A consideração de cada área de interesse separadamente, com seus conceitos-cabeças e conceitos-terminais, facilita a análise do conteúdo e o encaminhamento da solução do problema. Cada área de interesse pode ser analisada como se fosse um mapa cognitivo independente, sob forma e conteúdo, mais eficazmente. Com base em Eden e Ackermann (1998) e resumidamente, apresentam-se alguns importantes indicadores que podem ser obtidos dos mapas cognitivos através da análise das áreas de interesse e de suas relações.

quanto às semelhanças das áreas de interesse, mutuamente exclusivas:

a) quando há forte inter-ligação interna de muitos conceitos, mutuamente exclusivos, em poucas áreas de interesse, o mapa cognitivo é indicativo de elevada rigidez e pensamento estratégico dogmático. A equipe decisora é centrada em um ponto de vista muito próprio com relação a estratégias futuras e de como usa-las. Aqui, há resistência a mudanças. São áreas de interesse monolíticas. Exigem um sobre-esforço psicológico do facilitador ao longo do processo de negociação.

b) quando há fraca inter-ligação interna entre muitos conceitos de muitas áreas de interesse é sinal de que as decisões serão tomadas através de uma série de saltos através de pontes entre as áreas de interesse. Por outro lado, havendo muitas áreas de interesse e muitas inter-ligações entre muitos conceitos, há sistemas bem articulados e mais abertos a mudanças.

c) a comparação entre as áreas de interesse de diferentes mapas cognitivos individuais possibilita a constatação de semelhanças e diferenças de estratégias emergentes, fato fundamental para a construção do mapa cognitivo congregado.

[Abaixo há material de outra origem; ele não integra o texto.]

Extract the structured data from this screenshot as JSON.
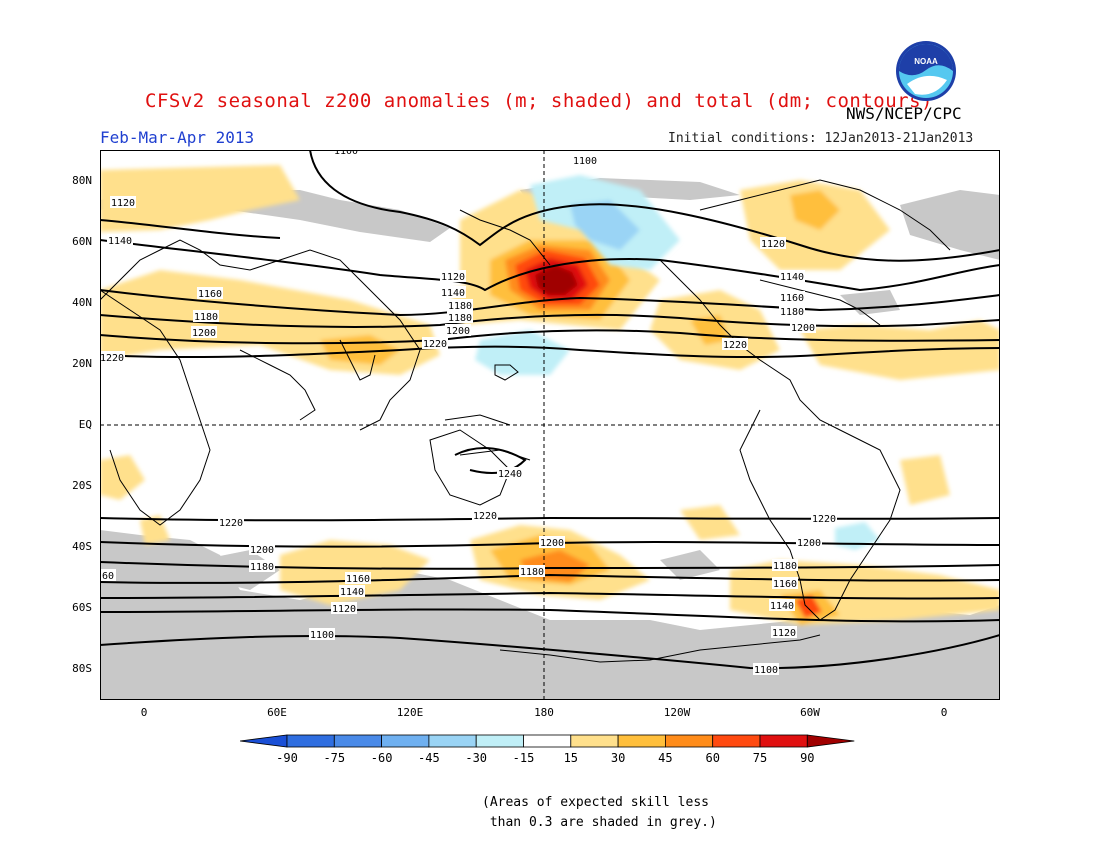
{
  "title": "CFSv2 seasonal z200 anomalies (m; shaded) and total (dm; contours)",
  "agency": "NWS/NCEP/CPC",
  "logo_text": "NOAA",
  "season": "Feb-Mar-Apr 2013",
  "initial_conditions": "Initial conditions: 12Jan2013-21Jan2013",
  "lat_labels": [
    "80N",
    "60N",
    "40N",
    "20N",
    "EQ",
    "20S",
    "40S",
    "60S",
    "80S"
  ],
  "lon_labels": [
    "0",
    "60E",
    "120E",
    "180",
    "120W",
    "60W",
    "0"
  ],
  "colorbar": {
    "ticks": [
      "-90",
      "-75",
      "-60",
      "-45",
      "-30",
      "-15",
      "15",
      "30",
      "45",
      "60",
      "75",
      "90"
    ],
    "colors": [
      "#1a4fd6",
      "#2f6ee0",
      "#4a8ae8",
      "#6fb0f0",
      "#9ad4f5",
      "#c0eff7",
      "#ffffff",
      "#ffe08c",
      "#ffbf3c",
      "#ff8c1a",
      "#ff4a10",
      "#e01010",
      "#a00000"
    ]
  },
  "note": "(Areas of expected skill less\n than 0.3 are shaded in grey.)",
  "contour_labels": [
    "1100",
    "1100",
    "1120",
    "1140",
    "1160",
    "1180",
    "1200",
    "1220",
    "1120",
    "1140",
    "1180",
    "1180",
    "1200",
    "1220",
    "1120",
    "1140",
    "1160",
    "1180",
    "1200",
    "1220",
    "1240",
    "1220",
    "1220",
    "1200",
    "1180",
    "1160",
    "1140",
    "1120",
    "1100",
    "1200",
    "1180",
    "1180",
    "1160",
    "1140",
    "1120",
    "1100",
    "1200",
    "1220",
    "60"
  ]
}
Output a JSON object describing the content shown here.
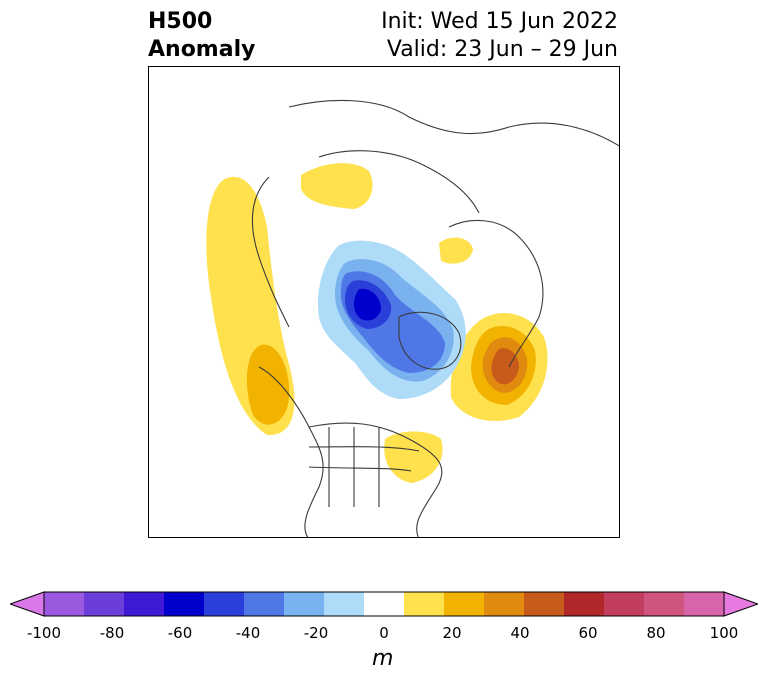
{
  "title": {
    "left_line1": "H500",
    "left_line2": "Anomaly",
    "right_line1": "Init: Wed 15 Jun 2022",
    "right_line2": "Valid: 23 Jun – 29 Jun"
  },
  "colorbar": {
    "unit": "m",
    "ticks": [
      "-100",
      "-80",
      "-60",
      "-40",
      "-20",
      "0",
      "20",
      "40",
      "60",
      "80",
      "100"
    ],
    "min_color": "#d977e8",
    "max_color": "#e67ae0",
    "colors": [
      "#9b59e0",
      "#6b3ed9",
      "#3f1ad6",
      "#0000cc",
      "#2a3fd9",
      "#4f78e6",
      "#7ab2f0",
      "#aedcf8",
      "#ffffff",
      "#ffe04d",
      "#f2b300",
      "#e08a10",
      "#c85a1a",
      "#b0282a",
      "#c23e5e",
      "#d0557e",
      "#d665aa"
    ]
  },
  "map": {
    "colors": {
      "neg_light": "#aedcf8",
      "neg_mid": "#7ab2f0",
      "neg_strong": "#4f78e6",
      "neg_deep": "#2a3fd9",
      "neg_core": "#0000cc",
      "pos_light": "#ffe04d",
      "pos_mid": "#f2b300",
      "pos_strong": "#e08a10",
      "pos_core": "#c85a1a",
      "coast": "#3a3a3a"
    }
  }
}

quanto à hierarquia dos conceitos nas áreas de interesse, não mutuamente exclusivas:

Aqui não há a preocupação de que cada conceito pertença a apenas uma área de interesse, mas sim, a de ordená-los hierarquicamente no mapa cognitivo.

a) o nível hierárquico de cada conceito na área de interesse é definido pela sua importância (potência), com base no domínio, centralidade e na análise de semelhanças (EDEN; ACKERMANN, 1998, p. 409).

b) os conceitos em posição hierárquica mais elevada apontam para os objetivos estratégicos, as aspirações maiores.

c) em princípio, cada conceito aponta uma influência ou suporte para a resolução de uma estratégia, com intensidade variável.

4.3.2.3 Análise avançada

A análise avançada do mapa cognitivo busca a definição dos eixos de avaliação do problema. Pode ser considerada um ajuste fino nas especificações dos seqüenciamentos alternativos hierarquizados dos conceitos dentro de cada área de interesse. É uma interpretação criteriosa da forma e conteúdo do mapa cognitivo. Segundo Ensslin et al. (1998), a análise avançada é realizada através da identificação dos seguintes elementos:

linhas de argumentação

Decorrem da análise da forma do mapa cognitivo, sendo cada uma delas constituída por uma cadeia de conceitos que são influenciados hierarquicamente superiores a um conceito terminal, chegando a um conceito-cabeça.

ramos

Resultam da análise do conteúdo do mapa cognitivo e são constituídos por uma ou mais linhas de argumentação, que demonstrem preocupações semelhantes sobre o contexto decisório.

Novamente, na Figura 4.18, por exemplo, para a estratégia B (consistência), podem ser identificadas as seguintes linhas de argumentação (LA) e ramos (R):

Linhas de

argumentação conceitos ramos argumentação linhas de

LA1 3-7-11-13-17-19 R1 LA1 e LA2

LA2 1-2-7-11-13-17-19 R2 LA3 e LA4

LA3 6-9-13-17-19

LA4 6-9-11-13-19

Quadro 4.3: Análise avançada do mapa cognitivo. Linhas de argumentação e ramos Fonte: análise do mapa cognitivo do autor-exemplo, Figura 4.18 - elaborado pelo autor

No mapa cognitivo em questão, mostrado na Figura 4.18, foi estabelecido o objetivo estratégico obter a validade científica da pesquisa no prazo regulamentar. A análise permite concluir que, para o problema em questão, adotando a estratégia B (consistência), através da realização de um levantamento completo das informações (conceito 13), um dos caminhos

(táticas) pode ser o ramo R1 adotar uma abordagem sistematizada (conceito 7). O outro caminho indicado é dado pelo ramo R2 racionalizar a revisão bibliográfica (conceito 9).

Essa fase encerra a análise do mapa cognitivo. Sobre os ramos identificados, dá-se seqüência à pesquisa com o estabelecimento e hierarquização dos objetivos, na visão da equipe decisora, assunto dos próximos itens.